Spatially Encoded Polaritonic Ultra-Strong Coupling in Gradient Metasurfaces with Epsilon-Near-Zero Modes

TL;DR

This paper demonstrates ultra-strong light-matter coupling in dielectric metasurfaces supporting epsilon-near-zero modes, achieving significantly higher coupling strength than previous methods, enabling advanced polaritonic devices.

Contribution

The authors introduce a dielectric gradient metasurface platform supporting epsilon-near-zero modes that achieves ultra-strong coupling with unprecedented normalized coupling strength.

Findings

Normalized coupling strength of 0.101 achieved

Mode splitting equivalent to 20% of ENZ mode energy

Four- to five-fold increase over previous approaches

Abstract

We introduce a platform to achieve ultra-strong coupling (USC) between light and matter using widely available materials. USC is a light-matter interaction regime characterized by coupling strengths exceeding 10% of the ground state energy.

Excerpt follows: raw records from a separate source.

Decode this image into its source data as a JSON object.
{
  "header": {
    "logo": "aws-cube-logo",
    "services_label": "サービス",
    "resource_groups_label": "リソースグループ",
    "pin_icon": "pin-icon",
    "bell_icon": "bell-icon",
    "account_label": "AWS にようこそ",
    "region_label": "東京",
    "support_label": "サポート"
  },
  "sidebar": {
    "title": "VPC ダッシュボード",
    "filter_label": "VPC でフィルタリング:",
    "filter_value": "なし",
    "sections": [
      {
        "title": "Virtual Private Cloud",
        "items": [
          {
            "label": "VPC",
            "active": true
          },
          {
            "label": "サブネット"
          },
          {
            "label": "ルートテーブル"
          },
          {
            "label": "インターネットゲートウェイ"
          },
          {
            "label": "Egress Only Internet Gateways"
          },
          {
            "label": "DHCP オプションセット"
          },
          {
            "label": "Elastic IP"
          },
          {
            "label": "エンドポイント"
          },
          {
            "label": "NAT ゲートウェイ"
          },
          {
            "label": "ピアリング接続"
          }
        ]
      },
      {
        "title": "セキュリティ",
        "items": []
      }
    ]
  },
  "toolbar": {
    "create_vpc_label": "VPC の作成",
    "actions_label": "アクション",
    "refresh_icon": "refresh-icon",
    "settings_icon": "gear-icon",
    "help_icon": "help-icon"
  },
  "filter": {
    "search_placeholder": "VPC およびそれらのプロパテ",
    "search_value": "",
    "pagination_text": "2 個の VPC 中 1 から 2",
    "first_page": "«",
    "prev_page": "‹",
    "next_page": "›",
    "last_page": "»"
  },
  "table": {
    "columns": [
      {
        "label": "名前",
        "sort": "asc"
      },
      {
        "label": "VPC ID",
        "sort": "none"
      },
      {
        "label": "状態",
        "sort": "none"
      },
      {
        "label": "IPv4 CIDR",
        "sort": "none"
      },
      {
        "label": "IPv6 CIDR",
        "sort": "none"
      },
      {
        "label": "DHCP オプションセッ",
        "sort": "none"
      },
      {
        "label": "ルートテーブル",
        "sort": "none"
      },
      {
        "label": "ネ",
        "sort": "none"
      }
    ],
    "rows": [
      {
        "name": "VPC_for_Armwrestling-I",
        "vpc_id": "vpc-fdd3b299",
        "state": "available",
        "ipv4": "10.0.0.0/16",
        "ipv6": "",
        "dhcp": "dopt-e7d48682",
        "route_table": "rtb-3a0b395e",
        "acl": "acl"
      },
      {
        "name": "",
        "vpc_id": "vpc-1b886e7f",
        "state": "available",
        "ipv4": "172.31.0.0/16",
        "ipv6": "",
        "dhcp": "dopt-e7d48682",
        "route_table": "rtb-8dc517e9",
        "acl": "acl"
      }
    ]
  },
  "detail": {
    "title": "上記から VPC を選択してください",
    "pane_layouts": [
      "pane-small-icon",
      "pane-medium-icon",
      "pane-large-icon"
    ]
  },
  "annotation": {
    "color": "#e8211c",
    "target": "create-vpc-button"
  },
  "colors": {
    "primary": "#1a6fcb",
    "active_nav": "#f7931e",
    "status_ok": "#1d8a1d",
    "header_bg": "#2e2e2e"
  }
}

It gives rise to novel physical phenomena, such as efficient single-photon coupling and quantum gates, with applications in quantum sensing, nonlinear optics, and low-threshold lasing. Although early demonstrations in plasmonic systems have been realized, achieving USC in dielectric platforms, which offer lower losses and high Q-factors, remains challenging due to typically low mode overlap between the photonic field and the material resonance. Here we leverage dielectric dual gradient metasurfaces supporting quasi-bound states in the continuum to spatially encode both the spectral and coupling parameter space and demonstrate USC to an epsilon-near-zero (ENZ) mode in an ultra-thin SiO2 layer. The strong out-of-plane electric fields in our tapered bar structure overlap exceptionally well with those of the ENZ mode, resulting in a normalized coupling strength of 0.101 and a mode splitting equivalent to 20% of the ENZ mode energy; a four- to five-fold increase compared to previous approaches. The strong field confinement of our approach opens new possibilities for compact and scalable polaritonic devices, such as tunable frequency converters and low-energy optical modulators.